Re: Taking a function or delegate as argument.

[simendsjo]

On 10.01.2012 14:43, Mike Parker wrote:
On 1/10/2012 10:05 PM, simendsjo wrote:
If I want to have a method taking a callback function, I have to specify
if it should take a function or delegate even if I don't really care.
What's the best way to accept either?
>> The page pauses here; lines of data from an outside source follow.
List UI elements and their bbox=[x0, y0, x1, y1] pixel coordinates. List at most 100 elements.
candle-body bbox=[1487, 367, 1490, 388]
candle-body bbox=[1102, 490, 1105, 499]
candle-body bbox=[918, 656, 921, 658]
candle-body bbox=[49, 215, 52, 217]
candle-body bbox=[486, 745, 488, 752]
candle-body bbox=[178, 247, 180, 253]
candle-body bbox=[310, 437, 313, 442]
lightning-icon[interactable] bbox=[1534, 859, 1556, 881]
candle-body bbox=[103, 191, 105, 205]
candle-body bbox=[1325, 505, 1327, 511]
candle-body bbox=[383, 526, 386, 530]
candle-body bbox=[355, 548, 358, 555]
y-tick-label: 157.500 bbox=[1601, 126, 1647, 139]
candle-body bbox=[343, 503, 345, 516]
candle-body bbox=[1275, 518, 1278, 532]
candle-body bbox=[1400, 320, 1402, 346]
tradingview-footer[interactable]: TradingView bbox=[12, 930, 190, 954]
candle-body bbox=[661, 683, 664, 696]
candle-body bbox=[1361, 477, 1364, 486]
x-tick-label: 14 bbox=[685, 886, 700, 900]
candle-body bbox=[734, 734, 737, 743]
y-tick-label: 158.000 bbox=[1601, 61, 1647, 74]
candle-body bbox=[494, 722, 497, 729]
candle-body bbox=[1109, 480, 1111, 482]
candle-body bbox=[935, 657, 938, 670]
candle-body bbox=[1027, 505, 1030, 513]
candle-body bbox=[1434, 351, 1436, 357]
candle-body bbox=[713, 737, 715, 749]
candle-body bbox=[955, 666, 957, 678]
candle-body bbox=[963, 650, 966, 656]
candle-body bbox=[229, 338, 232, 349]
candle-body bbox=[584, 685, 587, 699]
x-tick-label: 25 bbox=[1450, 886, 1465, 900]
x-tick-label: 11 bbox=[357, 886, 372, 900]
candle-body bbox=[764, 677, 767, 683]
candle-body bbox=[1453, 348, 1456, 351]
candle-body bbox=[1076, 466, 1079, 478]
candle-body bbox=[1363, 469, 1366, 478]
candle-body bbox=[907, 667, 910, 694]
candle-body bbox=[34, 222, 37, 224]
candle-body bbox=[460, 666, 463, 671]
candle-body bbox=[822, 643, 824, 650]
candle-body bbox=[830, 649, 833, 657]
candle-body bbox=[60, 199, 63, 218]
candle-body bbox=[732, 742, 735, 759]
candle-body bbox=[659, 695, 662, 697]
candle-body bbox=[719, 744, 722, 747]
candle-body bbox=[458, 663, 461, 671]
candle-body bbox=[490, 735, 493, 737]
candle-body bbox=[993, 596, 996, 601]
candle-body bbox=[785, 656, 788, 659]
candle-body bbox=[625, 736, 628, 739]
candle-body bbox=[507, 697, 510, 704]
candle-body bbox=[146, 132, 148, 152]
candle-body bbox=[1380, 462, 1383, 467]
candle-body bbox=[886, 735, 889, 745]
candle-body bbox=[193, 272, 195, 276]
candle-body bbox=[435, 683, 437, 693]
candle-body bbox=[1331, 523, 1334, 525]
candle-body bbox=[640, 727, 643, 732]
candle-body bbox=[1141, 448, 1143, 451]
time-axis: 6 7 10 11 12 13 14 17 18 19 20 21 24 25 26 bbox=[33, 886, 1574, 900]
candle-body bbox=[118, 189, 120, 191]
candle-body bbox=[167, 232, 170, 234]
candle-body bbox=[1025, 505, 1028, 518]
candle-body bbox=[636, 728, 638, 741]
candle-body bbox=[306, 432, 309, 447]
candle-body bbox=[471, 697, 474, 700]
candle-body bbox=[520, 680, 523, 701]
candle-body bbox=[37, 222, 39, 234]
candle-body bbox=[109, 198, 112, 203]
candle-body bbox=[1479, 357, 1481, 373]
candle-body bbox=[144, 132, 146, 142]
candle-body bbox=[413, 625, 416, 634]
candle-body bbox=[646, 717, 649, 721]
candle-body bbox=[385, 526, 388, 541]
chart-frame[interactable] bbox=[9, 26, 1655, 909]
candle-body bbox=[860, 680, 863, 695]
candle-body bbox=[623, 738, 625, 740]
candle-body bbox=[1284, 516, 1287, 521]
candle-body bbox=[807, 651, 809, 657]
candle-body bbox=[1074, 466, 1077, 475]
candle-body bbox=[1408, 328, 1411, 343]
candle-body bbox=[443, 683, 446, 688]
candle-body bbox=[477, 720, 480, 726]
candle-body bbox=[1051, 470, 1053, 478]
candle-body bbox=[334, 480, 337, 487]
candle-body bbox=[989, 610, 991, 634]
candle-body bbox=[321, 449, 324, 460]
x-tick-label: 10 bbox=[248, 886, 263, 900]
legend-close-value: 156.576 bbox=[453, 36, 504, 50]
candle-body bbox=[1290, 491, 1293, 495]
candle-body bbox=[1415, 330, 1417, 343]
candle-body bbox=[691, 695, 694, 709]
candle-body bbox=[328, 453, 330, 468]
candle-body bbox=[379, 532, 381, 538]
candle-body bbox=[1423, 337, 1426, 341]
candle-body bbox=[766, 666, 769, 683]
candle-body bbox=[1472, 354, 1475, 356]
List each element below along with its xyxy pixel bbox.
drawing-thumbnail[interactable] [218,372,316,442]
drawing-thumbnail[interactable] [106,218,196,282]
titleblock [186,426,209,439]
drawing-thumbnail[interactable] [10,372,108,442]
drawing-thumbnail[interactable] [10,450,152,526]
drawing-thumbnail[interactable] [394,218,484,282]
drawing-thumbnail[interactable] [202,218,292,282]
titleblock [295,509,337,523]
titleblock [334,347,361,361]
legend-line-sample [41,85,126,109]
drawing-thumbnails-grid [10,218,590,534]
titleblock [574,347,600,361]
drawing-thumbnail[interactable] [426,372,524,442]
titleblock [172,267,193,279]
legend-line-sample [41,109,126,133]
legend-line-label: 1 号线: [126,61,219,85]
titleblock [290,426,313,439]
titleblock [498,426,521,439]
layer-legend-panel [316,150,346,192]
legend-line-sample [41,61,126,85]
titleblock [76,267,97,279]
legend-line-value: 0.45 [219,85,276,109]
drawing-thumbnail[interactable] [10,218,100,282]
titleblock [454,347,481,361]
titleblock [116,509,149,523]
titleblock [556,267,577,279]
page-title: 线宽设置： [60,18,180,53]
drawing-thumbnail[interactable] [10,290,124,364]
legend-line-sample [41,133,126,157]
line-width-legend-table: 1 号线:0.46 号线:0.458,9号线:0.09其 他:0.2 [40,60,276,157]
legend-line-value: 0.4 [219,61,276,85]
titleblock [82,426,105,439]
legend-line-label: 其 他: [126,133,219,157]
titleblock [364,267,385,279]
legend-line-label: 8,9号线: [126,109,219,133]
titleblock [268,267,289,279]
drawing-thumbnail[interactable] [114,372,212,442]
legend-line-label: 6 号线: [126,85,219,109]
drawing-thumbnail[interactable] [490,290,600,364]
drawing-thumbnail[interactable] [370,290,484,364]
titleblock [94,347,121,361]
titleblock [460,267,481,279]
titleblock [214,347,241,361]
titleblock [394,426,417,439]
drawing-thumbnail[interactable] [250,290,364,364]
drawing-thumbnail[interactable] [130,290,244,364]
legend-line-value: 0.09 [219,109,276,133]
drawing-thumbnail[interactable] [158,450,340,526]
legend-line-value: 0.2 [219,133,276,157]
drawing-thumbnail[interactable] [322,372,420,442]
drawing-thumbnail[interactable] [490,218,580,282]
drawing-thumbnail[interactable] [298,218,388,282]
I cannot see any wrapper for
something like this in std.typecons.

The simple way:

void callback(int i, void delegate(int) dg)
{
dg(i);
}

void callback(int i, void function(int) fn)
{
void wrap(int j)
{
function(j);
}
callback(i, &wrap);
}

I tried the following, but I get some error messages:

h(9, (int i) { writeln(i); });

t.d(46): Error: template t.h(F) if (isCompatibleFunction!(F,void 
function(int))) does not match any function template declaration
t.d(46): Error: template t.h(F) if (isCompatibleFunction!(F,void 
function(int))) cannot deduce template function from argument types 
!()(int,void delegate(int))


template isCompatibleFunction(Src, Dest) {
    static assert(isSomeFunction!Src, "Source is not a function");
    static assert(isSomeFunction!Dest, "Destination is not a function");
    enum bool isCompatibleFunction =
        is(ParameterTypeTuple!Src == ParameterTypeTuple!Dest) &&
        is(ParameterStorageClassTuple!Src == 
ParameterStorageClassTuple!Dest) &&
        is(ReturnType!Src == ReturnType!Dest);
}

void h(F)(int i, F callback) if(isCompatibleFunction!(F, void 
function(int))) {
    callback(i);
}